Ursula Schulz-Dornburgs Ausgangsmaterial sind museale Dioramen als Modelle von histroischen Ereignissen, die in ihren Fotos jedoch als primäre Wirklichkeit erscheinen. Sophie Calle erzählt in ihren Fotos Geschichten, die zwischen Realität und Fiktion anzusiedeln sind. Filipa César verwandelt in ihrem Foto-Zyklus »Working with Linda Strüdemann« Alltagsbilder durch minimale Kunstgriffe in entrückte Traumbilder. Harte Realität zeigt Taryn Simon mit den Arbeiten aus einer Fotoserie von vermeintlichen Schwerverbrechern, die aufgrund von Justizirrtümern in den USA verurteilt wurden und deren Unschuld nachträglich bewiesen werden konnte. Simon inszeniert die Betroffenen an den mutmaßlichen Tatorten. Was bei Simon bitterer Ernst ist, inszeniert Yann Toma als hintergründiges Kunst-Spiel. Seine Morde sind choreographierte Schein-Verbrechen mit fein arrangierten Tatort-Fotos. Slawomir Elsner platziert eine Reihe von echten Hochzeitspaaren in die immer gleiche Familie, so dass sich die irritierende Frage nach echt und falsch ergibt.

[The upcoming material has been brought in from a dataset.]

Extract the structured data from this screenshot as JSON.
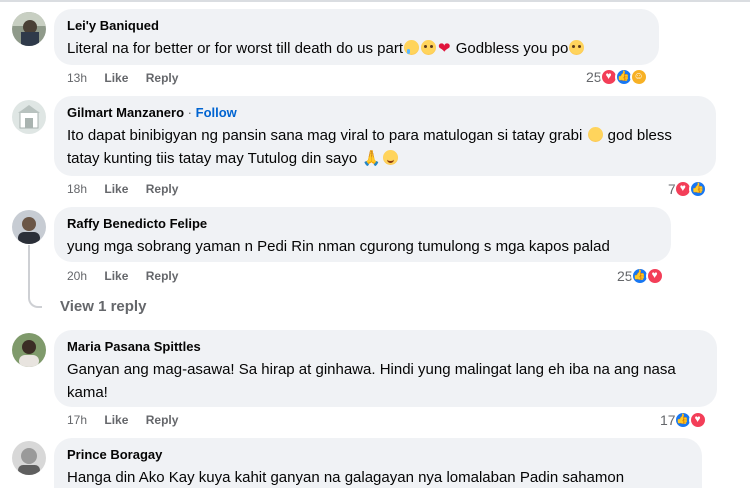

Die Lügengeschichten die uns die Künstler erzählen, kennen letztlich alle nur eine Wahrheit: Die Wahrheit des entstandenen Bildes, das den Betrachter zwingt, sein kritisches Bewusstsein gegenüber einer unüberschaubar gewordenen Bilderwelt zu schärfen.

Geöffnet ist die Orangerie dienstags bis sonntags von 14.30 bis 17 Uhr.